Note: While these steps work they have not always been successful even with some manual changes to address problems with particular records. Perform that at your own risk.
(This assumes you have a Java installation in your path)
(The exact name of the h2 jar may change depending on the version)
1. Stop the H2 DB and the jetty service
2. Back up the DB file in <Logisics_mamanger_root>/data (usually called automatioDb.h2.db)
3. Create a recovery file
a. cd to <Logisics_mamanger_root>/data
b. from that location execute:
java –cp <Logisics_mamanger_root>/h2/bin/h2-1.3.174.jar org.h2.tools.Recover
4. This should produce a file called automationDb.h2.sql with all the recovered H2 DB data
5. Now delete the corrupted (and previously backed up) automationDb.h2.db file (make sure to keep .sql file)
6. Start the DB service
7. Open the following file : <Logisics_mamanger_root>/jetty/resource/lavastorm_datasource.xml and look for the <Set name='jdbcUrl'> tag
8. Copy the jdbcUrl (everything in that tag except for the MVCC=true part. Should look like this:
9. If you don’t have H2 Console installed, install it
10. Start the H2 Console and connect to the jdbcUrl specified. Make sure the user is called laeAutomationUser
and that the password is lavastorm (the console is accessed via a browser and is usually running on port 8082)
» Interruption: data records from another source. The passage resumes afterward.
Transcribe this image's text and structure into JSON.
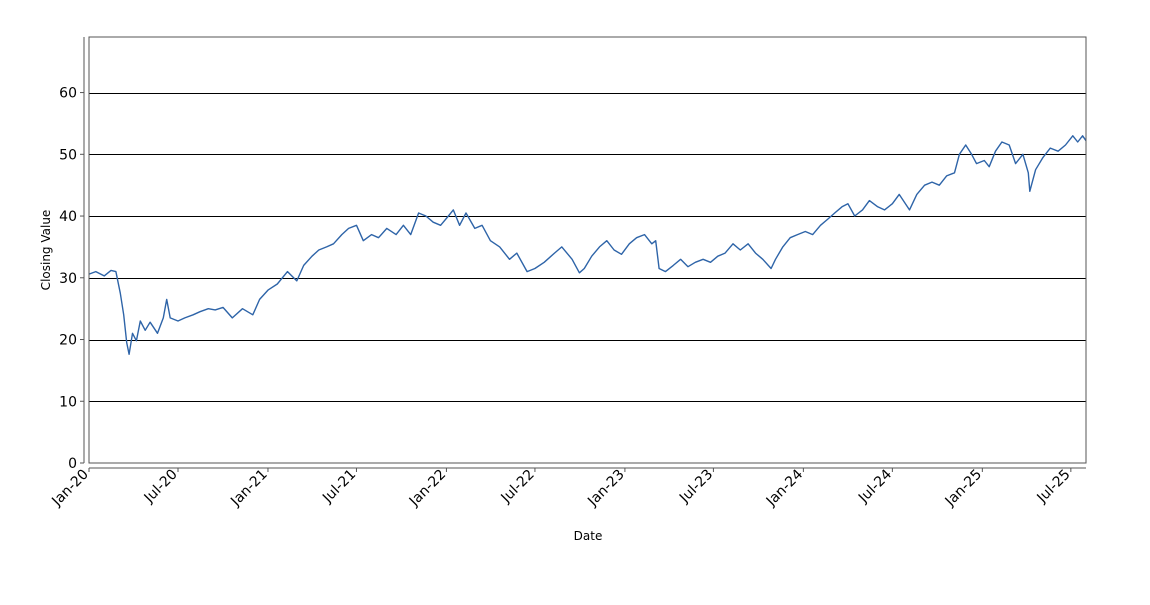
{
  "chart_data": {
    "type": "line",
    "title": "",
    "xlabel": "Date",
    "ylabel": "Closing Value",
    "xlim": [
      "2020-01-01",
      "2025-08-01"
    ],
    "ylim": [
      0,
      69
    ],
    "y_ticks": [
      0,
      10,
      20,
      30,
      40,
      50,
      60
    ],
    "x_ticks": [
      {
        "date": "2020-01-01",
        "label": "Jan-20"
      },
      {
        "date": "2020-07-01",
        "label": "Jul-20"
      },
      {
        "date": "2021-01-01",
        "label": "Jan-21"
      },
      {
        "date": "2021-07-01",
        "label": "Jul-21"
      },
      {
        "date": "2022-01-01",
        "label": "Jan-22"
      },
      {
        "date": "2022-07-01",
        "label": "Jul-22"
      },
      {
        "date": "2023-01-01",
        "label": "Jan-23"
      },
      {
        "date": "2023-07-01",
        "label": "Jul-23"
      },
      {
        "date": "2024-01-01",
        "label": "Jan-24"
      },
      {
        "date": "2024-07-01",
        "label": "Jul-24"
      },
      {
        "date": "2025-01-01",
        "label": "Jan-25"
      },
      {
        "date": "2025-07-01",
        "label": "Jul-25"
      }
    ],
    "grid": "horizontal",
    "legend": "none",
    "colors": {
      "line": "#2e64a8",
      "grid": "#000000",
      "frame": "#555555"
    },
    "series": [
      {
        "points": [
          [
            "2020-01-01",
            30.6
          ],
          [
            "2020-01-15",
            31.0
          ],
          [
            "2020-02-01",
            30.3
          ],
          [
            "2020-02-15",
            31.2
          ],
          [
            "2020-02-25",
            31.0
          ],
          [
            "2020-03-05",
            27.5
          ],
          [
            "2020-03-12",
            24.0
          ],
          [
            "2020-03-18",
            19.5
          ],
          [
            "2020-03-23",
            17.6
          ],
          [
            "2020-03-30",
            21.0
          ],
          [
            "2020-04-07",
            19.8
          ],
          [
            "2020-04-15",
            23.0
          ],
          [
            "2020-04-25",
            21.5
          ],
          [
            "2020-05-05",
            22.8
          ],
          [
            "2020-05-20",
            21.0
          ],
          [
            "2020-06-01",
            23.5
          ],
          [
            "2020-06-08",
            26.5
          ],
          [
            "2020-06-15",
            23.5
          ],
          [
            "2020-07-01",
            23.0
          ],
          [
            "2020-07-15",
            23.5
          ],
          [
            "2020-08-01",
            24.0
          ],
          [
            "2020-08-15",
            24.5
          ],
          [
            "2020-09-01",
            25.0
          ],
          [
            "2020-09-15",
            24.8
          ],
          [
            "2020-10-01",
            25.2
          ],
          [
            "2020-10-20",
            23.5
          ],
          [
            "2020-11-10",
            25.0
          ],
          [
            "2020-12-01",
            24.0
          ],
          [
            "2020-12-15",
            26.5
          ],
          [
            "2021-01-01",
            28.0
          ],
          [
            "2021-01-20",
            29.0
          ],
          [
            "2021-02-10",
            31.0
          ],
          [
            "2021-03-01",
            29.5
          ],
          [
            "2021-03-15",
            32.0
          ],
          [
            "2021-04-01",
            33.5
          ],
          [
            "2021-04-15",
            34.5
          ],
          [
            "2021-05-01",
            35.0
          ],
          [
            "2021-05-15",
            35.5
          ],
          [
            "2021-06-01",
            37.0
          ],
          [
            "2021-06-15",
            38.0
          ],
          [
            "2021-07-01",
            38.5
          ],
          [
            "2021-07-15",
            36.0
          ],
          [
            "2021-08-01",
            37.0
          ],
          [
            "2021-08-15",
            36.5
          ],
          [
            "2021-09-01",
            38.0
          ],
          [
            "2021-09-20",
            37.0
          ],
          [
            "2021-10-05",
            38.5
          ],
          [
            "2021-10-20",
            37.0
          ],
          [
            "2021-11-05",
            40.5
          ],
          [
            "2021-11-20",
            40.0
          ],
          [
            "2021-12-05",
            39.0
          ],
          [
            "2021-12-20",
            38.5
          ],
          [
            "2022-01-05",
            40.0
          ],
          [
            "2022-01-15",
            41.0
          ],
          [
            "2022-01-28",
            38.5
          ],
          [
            "2022-02-10",
            40.5
          ],
          [
            "2022-02-28",
            38.0
          ],
          [
            "2022-03-15",
            38.5
          ],
          [
            "2022-04-01",
            36.0
          ],
          [
            "2022-04-20",
            35.0
          ],
          [
            "2022-05-10",
            33.0
          ],
          [
            "2022-05-25",
            34.0
          ],
          [
            "2022-06-15",
            31.0
          ],
          [
            "2022-07-01",
            31.5
          ],
          [
            "2022-07-20",
            32.5
          ],
          [
            "2022-08-10",
            34.0
          ],
          [
            "2022-08-25",
            35.0
          ],
          [
            "2022-09-15",
            33.0
          ],
          [
            "2022-09-30",
            30.8
          ],
          [
            "2022-10-10",
            31.5
          ],
          [
            "2022-10-25",
            33.5
          ],
          [
            "2022-11-10",
            35.0
          ],
          [
            "2022-11-25",
            36.0
          ],
          [
            "2022-12-10",
            34.5
          ],
          [
            "2022-12-25",
            33.8
          ],
          [
            "2023-01-10",
            35.5
          ],
          [
            "2023-01-25",
            36.5
          ],
          [
            "2023-02-10",
            37.0
          ],
          [
            "2023-02-25",
            35.5
          ],
          [
            "2023-03-05",
            36.0
          ],
          [
            "2023-03-12",
            31.5
          ],
          [
            "2023-03-25",
            31.0
          ],
          [
            "2023-04-10",
            32.0
          ],
          [
            "2023-04-25",
            33.0
          ],
          [
            "2023-05-10",
            31.8
          ],
          [
            "2023-05-25",
            32.5
          ],
          [
            "2023-06-10",
            33.0
          ],
          [
            "2023-06-25",
            32.5
          ],
          [
            "2023-07-10",
            33.5
          ],
          [
            "2023-07-25",
            34.0
          ],
          [
            "2023-08-10",
            35.5
          ],
          [
            "2023-08-25",
            34.5
          ],
          [
            "2023-09-10",
            35.5
          ],
          [
            "2023-09-25",
            34.0
          ],
          [
            "2023-10-10",
            33.0
          ],
          [
            "2023-10-27",
            31.5
          ],
          [
            "2023-11-05",
            33.0
          ],
          [
            "2023-11-20",
            35.0
          ],
          [
            "2023-12-05",
            36.5
          ],
          [
            "2023-12-20",
            37.0
          ],
          [
            "2024-01-05",
            37.5
          ],
          [
            "2024-01-20",
            37.0
          ],
          [
            "2024-02-05",
            38.5
          ],
          [
            "2024-02-20",
            39.5
          ],
          [
            "2024-03-05",
            40.5
          ],
          [
            "2024-03-20",
            41.5
          ],
          [
            "2024-04-01",
            42.0
          ],
          [
            "2024-04-15",
            40.0
          ],
          [
            "2024-05-01",
            41.0
          ],
          [
            "2024-05-15",
            42.5
          ],
          [
            "2024-06-01",
            41.5
          ],
          [
            "2024-06-15",
            41.0
          ],
          [
            "2024-07-01",
            42.0
          ],
          [
            "2024-07-15",
            43.5
          ],
          [
            "2024-08-05",
            41.0
          ],
          [
            "2024-08-20",
            43.5
          ],
          [
            "2024-09-05",
            45.0
          ],
          [
            "2024-09-20",
            45.5
          ],
          [
            "2024-10-05",
            45.0
          ],
          [
            "2024-10-20",
            46.5
          ],
          [
            "2024-11-05",
            47.0
          ],
          [
            "2024-11-15",
            50.0
          ],
          [
            "2024-11-28",
            51.5
          ],
          [
            "2024-12-10",
            50.0
          ],
          [
            "2024-12-20",
            48.5
          ],
          [
            "2025-01-05",
            49.0
          ],
          [
            "2025-01-15",
            48.0
          ],
          [
            "2025-01-28",
            50.5
          ],
          [
            "2025-02-10",
            52.0
          ],
          [
            "2025-02-25",
            51.5
          ],
          [
            "2025-03-10",
            48.5
          ],
          [
            "2025-03-25",
            50.0
          ],
          [
            "2025-04-05",
            47.0
          ],
          [
            "2025-04-08",
            44.0
          ],
          [
            "2025-04-20",
            47.5
          ],
          [
            "2025-05-05",
            49.5
          ],
          [
            "2025-05-20",
            51.0
          ],
          [
            "2025-06-05",
            50.5
          ],
          [
            "2025-06-20",
            51.5
          ],
          [
            "2025-07-05",
            53.0
          ],
          [
            "2025-07-15",
            52.0
          ],
          [
            "2025-07-25",
            53.0
          ],
          [
            "2025-08-01",
            52.2
          ]
        ]
      }
    ]
  }
}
11. After clicking connect a brand new empty DB should be created.
12. Now disconnect the console
13. Recreate the DB from the recovered file
a. From the data folder run:
java -cp <Logisics_mamanger_root>/h2/bin/h2-1.3.174.jar org.h2.tools.RunScript
-url " jdbc:h2:tcp://localhost:9092/<Logisics_mamanger_root>/data/automationDb" -user laeAutomationUser -
password lavastorm -script automationDb.h2.sql
Now you can start the jetty service and you should be able to log into Logistics Manager.
Depending on what sort of data loss the DB has actually suffered, it may be necessary to fix some table entries manually.